Sehr gut hat mir auch das Booklet gefallen. Da die Texte so umfangreich sind, wurden sie, wie zu Beginn des Internetzeitalters noch üblich, auf einer CD-ROM beigelegt. Ausgeruckt ergeben die deutschen Texte weit über 300 Seiten, so dass dies mir als die bestmögliche Lösung erscheint. Schönheitsfehler sind die Texte selbst: Je nachdem welche Textquelle verwendet wurde, unterscheidet sich die Schreibweise stark. Natürlich ist es richtig, dafür nicht auch noch Lizenzgebühren für bereits veröffentlichte redigierte Texte zahlen zu müssen, aber die Verwendung der heute gebräuchlichen deutschen Rechtschreibung hätte zur Vereinheitlichung beigetragen, Schwerer wiegt, dass bei so bekannten Balladen wie dem "Erlkönig" und dem "Archibald Douglas" schlichtweg Strophen vergessen wurden, obwohl sie auf der Aufnahme gesungen werden. Bei beiden Balladen fehlt etwa jeweils ein Drittel des gesamten Textes.

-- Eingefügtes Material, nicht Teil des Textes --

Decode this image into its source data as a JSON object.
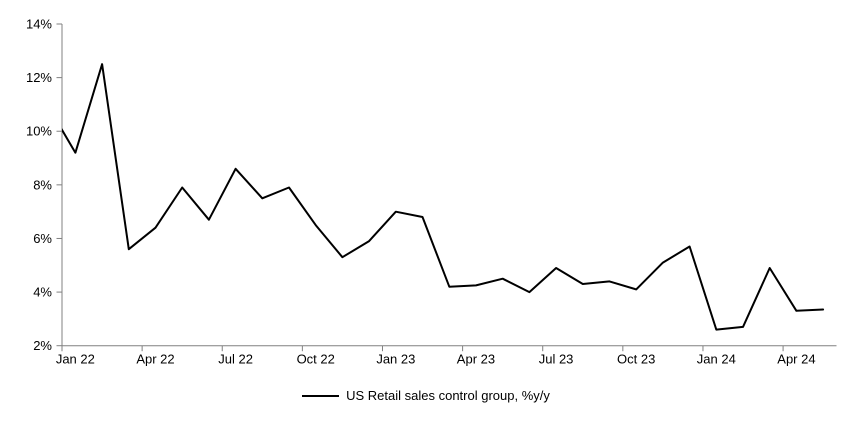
{
  "chart_data": {
    "type": "line",
    "title": "",
    "xlabel": "",
    "ylabel": "",
    "legend_position": "bottom-center",
    "grid": false,
    "background_color": "#ffffff",
    "axis_color": "#808080",
    "label_color": "#000000",
    "ylim": [
      2,
      14
    ],
    "ytick_values": [
      2,
      4,
      6,
      8,
      10,
      12,
      14
    ],
    "ytick_labels": [
      "2%",
      "4%",
      "6%",
      "8%",
      "10%",
      "12%",
      "14%"
    ],
    "x": [
      "Dec 21",
      "Jan 22",
      "Feb 22",
      "Mar 22",
      "Apr 22",
      "May 22",
      "Jun 22",
      "Jul 22",
      "Aug 22",
      "Sep 22",
      "Oct 22",
      "Nov 22",
      "Dec 22",
      "Jan 23",
      "Feb 23",
      "Mar 23",
      "Apr 23",
      "May 23",
      "Jun 23",
      "Jul 23",
      "Aug 23",
      "Sep 23",
      "Oct 23",
      "Nov 23",
      "Dec 23",
      "Jan 24",
      "Feb 24",
      "Mar 24",
      "Apr 24",
      "May 24"
    ],
    "first_point_clipped_outside_plot": true,
    "xtick_labels": [
      "Jan 22",
      "Apr 22",
      "Jul 22",
      "Oct 22",
      "Jan 23",
      "Apr 23",
      "Jul 23",
      "Oct 23",
      "Jan 24",
      "Apr 24"
    ],
    "series": [
      {
        "name": "US Retail sales control group, %y/y",
        "color": "#000000",
        "line_width": 2,
        "values": [
          10.9,
          9.2,
          12.5,
          5.6,
          6.4,
          7.9,
          6.7,
          8.6,
          7.5,
          7.9,
          6.5,
          5.3,
          5.9,
          7.0,
          6.8,
          4.2,
          4.25,
          4.5,
          4.0,
          4.9,
          4.3,
          4.4,
          4.1,
          5.1,
          5.7,
          2.6,
          2.7,
          4.9,
          3.3,
          3.35
        ]
      }
    ]
  }
}
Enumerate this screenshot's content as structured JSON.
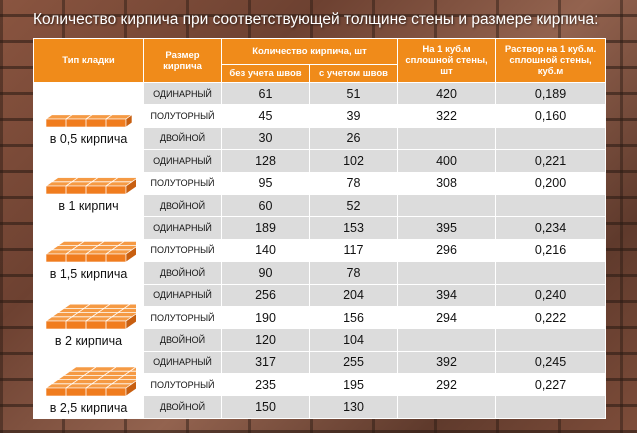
{
  "title": "Количество кирпича при соответствующей толщине стены и размере кирпича:",
  "headers": {
    "type": "Тип кладки",
    "size": "Размер кирпича",
    "count": "Количество кирпича, шт",
    "without": "без учета швов",
    "with": "с учетом швов",
    "per_m3": "На 1 куб.м сплошной стены, шт",
    "mortar": "Раствор на 1 куб.м. сплошной стены, куб.м"
  },
  "groups": [
    {
      "type": "в 0,5 кирпича",
      "icon": "brick-wall-half-icon",
      "rows": [
        {
          "size": "ОДИНАРНЫЙ",
          "without": "61",
          "with": "51",
          "per_m3": "420",
          "mortar": "0,189"
        },
        {
          "size": "ПОЛУТОРНЫЙ",
          "without": "45",
          "with": "39",
          "per_m3": "322",
          "mortar": "0,160"
        },
        {
          "size": "ДВОЙНОЙ",
          "without": "30",
          "with": "26",
          "per_m3": "",
          "mortar": ""
        }
      ]
    },
    {
      "type": "в 1 кирпич",
      "icon": "brick-wall-one-icon",
      "rows": [
        {
          "size": "ОДИНАРНЫЙ",
          "without": "128",
          "with": "102",
          "per_m3": "400",
          "mortar": "0,221"
        },
        {
          "size": "ПОЛУТОРНЫЙ",
          "without": "95",
          "with": "78",
          "per_m3": "308",
          "mortar": "0,200"
        },
        {
          "size": "ДВОЙНОЙ",
          "without": "60",
          "with": "52",
          "per_m3": "",
          "mortar": ""
        }
      ]
    },
    {
      "type": "в 1,5 кирпича",
      "icon": "brick-wall-one-half-icon",
      "rows": [
        {
          "size": "ОДИНАРНЫЙ",
          "without": "189",
          "with": "153",
          "per_m3": "395",
          "mortar": "0,234"
        },
        {
          "size": "ПОЛУТОРНЫЙ",
          "without": "140",
          "with": "117",
          "per_m3": "296",
          "mortar": "0,216"
        },
        {
          "size": "ДВОЙНОЙ",
          "without": "90",
          "with": "78",
          "per_m3": "",
          "mortar": ""
        }
      ]
    },
    {
      "type": "в 2 кирпича",
      "icon": "brick-wall-two-icon",
      "rows": [
        {
          "size": "ОДИНАРНЫЙ",
          "without": "256",
          "with": "204",
          "per_m3": "394",
          "mortar": "0,240"
        },
        {
          "size": "ПОЛУТОРНЫЙ",
          "without": "190",
          "with": "156",
          "per_m3": "294",
          "mortar": "0,222"
        },
        {
          "size": "ДВОЙНОЙ",
          "without": "120",
          "with": "104",
          "per_m3": "",
          "mortar": ""
        }
      ]
    },
    {
      "type": "в 2,5 кирпича",
      "icon": "brick-wall-two-half-icon",
      "rows": [
        {
          "size": "ОДИНАРНЫЙ",
          "without": "317",
          "with": "255",
          "per_m3": "392",
          "mortar": "0,245"
        },
        {
          "size": "ПОЛУТОРНЫЙ",
          "without": "235",
          "with": "195",
          "per_m3": "292",
          "mortar": "0,227"
        },
        {
          "size": "ДВОЙНОЙ",
          "without": "150",
          "with": "130",
          "per_m3": "",
          "mortar": ""
        }
      ]
    }
  ],
  "colors": {
    "header": "#f08b1a",
    "brick": "#f07c1e",
    "alt_row": "#dcdcdc"
  }
}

Fazit: Zum großen Teil sehr gute Sänger, was beweist, dass es nicht immer die großen Namen braucht, um eine gute Veröffentlichung zu machen. Mir erschließt sich jedoch nicht die Auswahl der Balladen für bestimmte Sänger, wenn sie offenkundig nicht zur natürlichen Stimmlage passen. Auch der Aufwand für die Texte war sicherlich enorm, aber gerade bei den bekannten Balladen sollte der Text schon vollständig vorhanden sein.